At Honey Draw, we cross the trip's only "rapid," which we experience as a slight bump in the posterior.

It seems that each rock formation has its own unusual name and it takes some imagination to pick out what the figure represents. I have to look several times before I can discern "Monks Coming Out of the Canyon."

You are most likely to see wildlife if you schedule your trip in the early morning. Even on the afternoon trip, I spot a red-tailed hawk, a vulture, a mallard duck and a blue heron. On some trips people see bighorn sheep and condors, which can have wingspans of 12 feet. We see fishermen hoping to catch rainbow trout. I don't know whether the fish are biting, but we see plenty of them in the river.

The walls vary from red to buff and slabs of rock have fallen away leaving arch-shaped alcoves. I peer into narrow side canyons and gaze up at V-shaped notches at the top of the canyon, imagining what a sight this would be with waterfalls gushing from those notches, as they must during rare downpours.

Distances can be deceiving in the canyon. Stopping along the shore, B.J. points to the stalk of a large agave, and asks the rafters to guess its height. We agree it's 6 to 8 feet. Then Mikaela scrambles ashore to stand next to the shaft, which dwarfs her. It is actually more than 20 feet tall.

Forty-five minutes into the float trip, we pull over at Petro Beach. The attractions are a primitive toilet and primitive art. The latter lies at end of a quarter-mile hike, where we see petroglyphs scratched into the sand-colored wall by the Ancestral Puebloan culture, also known as the Anasazi. Six etched antelope march across the wall, along with humanlike motifs and strange geometrical designs. The rock art panel is about 15 feet long.
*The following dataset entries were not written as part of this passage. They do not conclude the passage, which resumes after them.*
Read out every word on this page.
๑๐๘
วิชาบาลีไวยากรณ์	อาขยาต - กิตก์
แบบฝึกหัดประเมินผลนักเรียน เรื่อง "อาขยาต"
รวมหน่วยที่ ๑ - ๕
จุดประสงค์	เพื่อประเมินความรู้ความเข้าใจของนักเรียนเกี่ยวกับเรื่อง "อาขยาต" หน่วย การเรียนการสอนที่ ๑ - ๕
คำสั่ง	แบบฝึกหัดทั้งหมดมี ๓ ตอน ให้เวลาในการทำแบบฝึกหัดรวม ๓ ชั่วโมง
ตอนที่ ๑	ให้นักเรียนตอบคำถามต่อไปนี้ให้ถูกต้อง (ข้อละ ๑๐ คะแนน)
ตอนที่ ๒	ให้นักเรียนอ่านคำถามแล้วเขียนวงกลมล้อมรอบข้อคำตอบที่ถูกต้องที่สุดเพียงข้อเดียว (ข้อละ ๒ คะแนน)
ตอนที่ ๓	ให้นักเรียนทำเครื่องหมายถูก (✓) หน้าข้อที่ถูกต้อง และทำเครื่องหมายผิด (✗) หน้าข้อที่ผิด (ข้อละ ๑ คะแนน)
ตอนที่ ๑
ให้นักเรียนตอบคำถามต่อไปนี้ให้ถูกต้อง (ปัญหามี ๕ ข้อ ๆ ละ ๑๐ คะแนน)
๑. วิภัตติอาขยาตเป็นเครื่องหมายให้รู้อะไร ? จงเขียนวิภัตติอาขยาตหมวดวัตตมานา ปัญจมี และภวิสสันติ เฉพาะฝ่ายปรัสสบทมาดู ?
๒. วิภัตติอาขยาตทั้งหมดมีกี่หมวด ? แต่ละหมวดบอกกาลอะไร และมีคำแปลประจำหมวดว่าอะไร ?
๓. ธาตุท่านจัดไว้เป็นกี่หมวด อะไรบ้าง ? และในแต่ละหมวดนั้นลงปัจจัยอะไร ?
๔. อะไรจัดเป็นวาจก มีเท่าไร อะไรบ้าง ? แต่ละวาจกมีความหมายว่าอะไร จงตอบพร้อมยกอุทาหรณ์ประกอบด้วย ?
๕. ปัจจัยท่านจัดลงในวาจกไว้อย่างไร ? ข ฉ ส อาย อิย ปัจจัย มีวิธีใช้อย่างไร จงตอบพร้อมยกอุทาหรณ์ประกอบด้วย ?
Next comes Horseshoe Bend where the river curves almost 360 degrees. Up on the rim we see hikers looking down at us. They are merely white spots, but we yell and wave at them anyway.

Where the 1,000-foot-high cliffs dominate the chasm like skyscrapers along a city street, we pull alongside another raft. The other boat captain brings out an American Indian flute and plays mystic notes that float up between soaring walls, another reminder that ancient peoples wandered this canyon thousands of years ago.

The river broadens and the canyon walls shrink. We are nearing Lee's Ferry, named for the actual ferry established in 1871 by Mormon pioneer John D. Lee. Lee was executed in 1877 for his part in the Mountain Meadows Massacre, 20 years after the crime and the only participant to pay such a penalty. One of his wives, Emma Lee, sold the ferry in 1879, and others operated it until 1928 when a bridge opened nearby.

Lee's Fort remains, along with his Lonely Dell Ranch. The river still holds tightly to the remains of "The Charles H. Spencer," a steamboat built to haul coal upriver. The Colorado River current was too strong for the boat to go upstream so it was abandoned at Lee's Ferry, its remains still poking out of the river that captured it.

This is the end of our float trip and as we board the bus for our 43-mile ride back to Page, I see a red-tailed hawk making slow circles.

I envy his home -- the mysterious walls of Glen Canyon.